We offer mobile computer games. One example is a Mochu-Pop game where children pop balloons that are in different shapes. Mochu is the name of our main character that is a penguin helping kids preserve and potentially enhance the innate abilities they’re born with. In this game, the child is presented with the shape first and then a bunch of balloons fly up on the screen and he/she has to touch the right balloons to match the shape. But when a balloon is popped the kid hears a sound, which are the sounds that are foundational to a language. The children hear the easier sounds first and the harder ones later, same as a child learns language in real life.

kadhopenguin

We also have e-books that incorporate some of the most important words to language so you can read the book and your brain is being stimulated by the special words sprinkled throughout the book. You can hear a book in several different languages [see below] so the child gets exposed to all the sounds present in other languages.

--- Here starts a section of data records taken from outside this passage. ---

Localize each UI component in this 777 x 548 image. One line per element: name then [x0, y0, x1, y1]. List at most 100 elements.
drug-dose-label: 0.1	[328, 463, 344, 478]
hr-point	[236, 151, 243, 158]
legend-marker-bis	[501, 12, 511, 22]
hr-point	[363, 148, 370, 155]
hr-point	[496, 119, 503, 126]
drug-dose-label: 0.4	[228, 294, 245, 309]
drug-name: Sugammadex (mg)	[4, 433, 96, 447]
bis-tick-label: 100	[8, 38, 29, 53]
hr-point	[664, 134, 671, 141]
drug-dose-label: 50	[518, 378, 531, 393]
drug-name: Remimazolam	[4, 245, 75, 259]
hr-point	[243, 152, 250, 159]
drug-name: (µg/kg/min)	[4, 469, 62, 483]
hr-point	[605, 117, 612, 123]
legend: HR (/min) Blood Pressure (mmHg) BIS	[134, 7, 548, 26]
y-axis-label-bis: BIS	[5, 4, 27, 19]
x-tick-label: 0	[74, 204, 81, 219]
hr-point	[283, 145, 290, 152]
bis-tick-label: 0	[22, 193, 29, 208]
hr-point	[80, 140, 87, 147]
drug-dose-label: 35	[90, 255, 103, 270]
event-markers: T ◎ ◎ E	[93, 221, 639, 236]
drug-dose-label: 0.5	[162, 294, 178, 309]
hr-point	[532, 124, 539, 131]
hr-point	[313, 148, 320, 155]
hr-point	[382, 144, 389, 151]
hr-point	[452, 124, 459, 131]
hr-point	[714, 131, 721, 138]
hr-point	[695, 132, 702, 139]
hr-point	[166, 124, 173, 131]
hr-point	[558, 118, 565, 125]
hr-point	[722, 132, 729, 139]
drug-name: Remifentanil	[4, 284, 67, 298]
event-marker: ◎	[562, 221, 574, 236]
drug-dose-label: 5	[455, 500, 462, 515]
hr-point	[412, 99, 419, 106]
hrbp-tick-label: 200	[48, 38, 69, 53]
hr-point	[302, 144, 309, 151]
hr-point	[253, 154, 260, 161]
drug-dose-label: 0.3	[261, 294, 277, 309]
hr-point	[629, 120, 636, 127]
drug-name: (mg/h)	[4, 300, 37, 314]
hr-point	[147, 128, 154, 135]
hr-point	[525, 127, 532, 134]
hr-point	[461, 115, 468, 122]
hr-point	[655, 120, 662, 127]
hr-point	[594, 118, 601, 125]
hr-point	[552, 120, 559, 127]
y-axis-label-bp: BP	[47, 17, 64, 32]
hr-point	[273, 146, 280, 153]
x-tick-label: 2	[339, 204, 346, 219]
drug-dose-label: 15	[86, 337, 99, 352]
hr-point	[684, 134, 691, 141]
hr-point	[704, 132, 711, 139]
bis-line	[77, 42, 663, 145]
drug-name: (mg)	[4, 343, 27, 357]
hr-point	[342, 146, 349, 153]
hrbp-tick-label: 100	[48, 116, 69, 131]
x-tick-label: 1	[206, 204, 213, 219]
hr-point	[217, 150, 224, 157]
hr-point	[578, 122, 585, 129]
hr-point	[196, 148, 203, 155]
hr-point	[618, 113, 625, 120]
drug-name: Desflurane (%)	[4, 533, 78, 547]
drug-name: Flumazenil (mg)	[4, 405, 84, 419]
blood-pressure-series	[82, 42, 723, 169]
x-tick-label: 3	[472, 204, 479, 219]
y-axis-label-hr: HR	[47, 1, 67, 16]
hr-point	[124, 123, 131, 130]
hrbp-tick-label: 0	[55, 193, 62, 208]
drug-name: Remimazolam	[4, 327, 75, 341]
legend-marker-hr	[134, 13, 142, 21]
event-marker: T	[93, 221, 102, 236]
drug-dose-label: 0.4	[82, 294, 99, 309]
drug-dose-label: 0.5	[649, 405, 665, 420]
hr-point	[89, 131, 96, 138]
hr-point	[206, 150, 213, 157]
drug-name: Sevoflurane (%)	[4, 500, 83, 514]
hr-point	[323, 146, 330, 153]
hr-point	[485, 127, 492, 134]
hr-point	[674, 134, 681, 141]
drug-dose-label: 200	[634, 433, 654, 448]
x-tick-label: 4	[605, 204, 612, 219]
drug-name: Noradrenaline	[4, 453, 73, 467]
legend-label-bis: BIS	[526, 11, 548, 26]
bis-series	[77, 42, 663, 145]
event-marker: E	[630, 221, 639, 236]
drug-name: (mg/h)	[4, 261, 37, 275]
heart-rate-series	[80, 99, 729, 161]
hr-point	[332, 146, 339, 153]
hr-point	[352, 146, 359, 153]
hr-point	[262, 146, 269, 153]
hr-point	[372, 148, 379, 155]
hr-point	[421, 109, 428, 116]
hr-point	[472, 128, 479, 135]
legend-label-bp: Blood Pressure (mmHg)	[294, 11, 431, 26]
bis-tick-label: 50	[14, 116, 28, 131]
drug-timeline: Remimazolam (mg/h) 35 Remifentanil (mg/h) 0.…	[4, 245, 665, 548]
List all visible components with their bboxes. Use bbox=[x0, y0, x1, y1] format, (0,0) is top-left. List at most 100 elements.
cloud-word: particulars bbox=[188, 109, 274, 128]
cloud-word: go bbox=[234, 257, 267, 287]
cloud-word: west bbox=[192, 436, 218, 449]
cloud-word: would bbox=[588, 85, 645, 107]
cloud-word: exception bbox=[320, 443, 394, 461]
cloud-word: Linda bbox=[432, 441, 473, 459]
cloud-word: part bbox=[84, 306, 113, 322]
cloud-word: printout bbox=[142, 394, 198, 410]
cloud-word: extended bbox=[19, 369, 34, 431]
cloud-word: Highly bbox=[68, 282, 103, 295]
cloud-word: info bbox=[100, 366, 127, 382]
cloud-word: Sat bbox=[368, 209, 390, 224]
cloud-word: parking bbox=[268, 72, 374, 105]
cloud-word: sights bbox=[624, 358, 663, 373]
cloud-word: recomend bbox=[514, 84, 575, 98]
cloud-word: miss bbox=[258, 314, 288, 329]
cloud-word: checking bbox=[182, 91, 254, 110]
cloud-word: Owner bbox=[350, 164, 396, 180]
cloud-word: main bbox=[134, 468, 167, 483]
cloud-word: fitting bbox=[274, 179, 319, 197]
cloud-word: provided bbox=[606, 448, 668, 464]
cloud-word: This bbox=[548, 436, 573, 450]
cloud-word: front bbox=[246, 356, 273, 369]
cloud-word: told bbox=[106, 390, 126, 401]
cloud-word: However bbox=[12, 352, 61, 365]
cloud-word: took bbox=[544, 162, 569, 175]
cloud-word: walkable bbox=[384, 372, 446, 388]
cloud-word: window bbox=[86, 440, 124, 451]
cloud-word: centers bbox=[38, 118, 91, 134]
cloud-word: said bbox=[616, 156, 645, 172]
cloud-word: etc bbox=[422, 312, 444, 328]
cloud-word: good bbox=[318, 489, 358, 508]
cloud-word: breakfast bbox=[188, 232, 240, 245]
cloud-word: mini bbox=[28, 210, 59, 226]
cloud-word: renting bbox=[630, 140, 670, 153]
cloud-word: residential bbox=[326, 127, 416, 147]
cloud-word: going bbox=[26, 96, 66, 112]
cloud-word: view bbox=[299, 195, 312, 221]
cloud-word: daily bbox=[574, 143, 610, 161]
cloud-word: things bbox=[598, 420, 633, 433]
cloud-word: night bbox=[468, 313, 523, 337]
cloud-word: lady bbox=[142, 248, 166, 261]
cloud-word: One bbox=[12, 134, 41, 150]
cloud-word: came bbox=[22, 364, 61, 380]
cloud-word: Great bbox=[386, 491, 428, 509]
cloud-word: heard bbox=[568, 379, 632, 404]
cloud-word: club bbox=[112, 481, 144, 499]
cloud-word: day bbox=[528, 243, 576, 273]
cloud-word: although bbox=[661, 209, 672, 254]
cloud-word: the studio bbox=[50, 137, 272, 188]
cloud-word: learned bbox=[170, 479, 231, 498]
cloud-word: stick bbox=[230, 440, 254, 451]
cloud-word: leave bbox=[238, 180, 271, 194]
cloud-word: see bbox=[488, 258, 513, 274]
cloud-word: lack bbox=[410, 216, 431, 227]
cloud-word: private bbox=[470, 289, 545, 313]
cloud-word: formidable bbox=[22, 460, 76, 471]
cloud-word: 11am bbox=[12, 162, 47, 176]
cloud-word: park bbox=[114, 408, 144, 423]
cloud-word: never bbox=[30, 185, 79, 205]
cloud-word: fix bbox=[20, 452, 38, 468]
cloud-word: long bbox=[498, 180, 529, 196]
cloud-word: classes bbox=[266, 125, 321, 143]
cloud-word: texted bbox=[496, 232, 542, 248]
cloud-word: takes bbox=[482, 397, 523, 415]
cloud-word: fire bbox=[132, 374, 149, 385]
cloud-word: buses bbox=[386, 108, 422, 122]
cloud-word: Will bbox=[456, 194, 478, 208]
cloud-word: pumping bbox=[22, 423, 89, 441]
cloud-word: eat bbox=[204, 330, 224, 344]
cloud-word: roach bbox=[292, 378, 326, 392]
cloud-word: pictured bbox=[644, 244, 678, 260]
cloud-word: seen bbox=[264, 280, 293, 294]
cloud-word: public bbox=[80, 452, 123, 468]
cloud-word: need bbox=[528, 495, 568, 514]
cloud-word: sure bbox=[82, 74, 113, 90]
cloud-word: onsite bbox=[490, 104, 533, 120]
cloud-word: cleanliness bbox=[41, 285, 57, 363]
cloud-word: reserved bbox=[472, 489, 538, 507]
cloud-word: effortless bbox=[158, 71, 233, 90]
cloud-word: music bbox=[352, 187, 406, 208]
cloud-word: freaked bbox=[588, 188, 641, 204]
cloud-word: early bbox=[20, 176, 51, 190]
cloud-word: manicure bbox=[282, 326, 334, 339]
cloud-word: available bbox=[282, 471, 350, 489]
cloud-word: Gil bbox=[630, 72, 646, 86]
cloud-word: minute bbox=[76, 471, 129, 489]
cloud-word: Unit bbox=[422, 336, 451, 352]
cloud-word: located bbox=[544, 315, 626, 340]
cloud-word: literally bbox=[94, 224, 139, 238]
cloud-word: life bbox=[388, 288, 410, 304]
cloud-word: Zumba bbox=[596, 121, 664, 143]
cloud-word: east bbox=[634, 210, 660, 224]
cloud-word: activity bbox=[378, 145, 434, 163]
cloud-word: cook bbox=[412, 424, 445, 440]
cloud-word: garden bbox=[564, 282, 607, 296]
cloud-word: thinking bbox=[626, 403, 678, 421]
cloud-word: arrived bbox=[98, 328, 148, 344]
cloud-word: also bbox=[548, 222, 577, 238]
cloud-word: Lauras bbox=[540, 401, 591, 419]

English, Mandarin, Spanish, French, German, Hindi, Italian, Japanese, Korean

What has been the biggest challenge so far?
There have been a lot of challenges, but the biggest one has been staying focused. Sometimes we get caught up in wanting to do everything and having a bunch of ideas, but we don’t have the resources to implement those ideas.

The second thing, at least for us, is recognizing where your weaknesses are. At first when we started the company, we were trying to do everything ourselves, but that didn’t work. For example, I’m not very good at writing stories or designing games, so I probably shouldn’t be trying to do those things for our products. We learned to trust other people and relinquish control in the areas that the two of us weren’t experts.

What has been your most significant achievement?
This kind of goes back to building our team, but our biggest achievement has been putting the science, business, and entertainment aspects of the company all together successfully. Sometimes scientists, for example, don’t want to get involved with corporate people, but our team works together really well and is all intertwined. I think building the team was probably our biggest achievement to this point. Beyond that, the feedback that we’ve gotten from our user base, emails from the new parents communicating how much the appreciate what we’re doing has been the biggest achievement and biggest driving force for us.

When will the games be ready?
We’ve been testing games in preschools and daycares to get feedback on usability and how kids enjoy it, and now we’re ready for 2 games and 2 e-books to be launched by the end of April.

How has EvoNexus helped Kadho?
It’s helped a ton. We know what we’re missing, and with EvoNexus and their mentor network, you can find anybody you need. It’s opened doors to a ton of networking opportunities. Normally a meeting with Qualcomm and LG, for example, would take years to get, if you got it at all, but with EvoNexus you have that access just by being in the incubator and making a good product.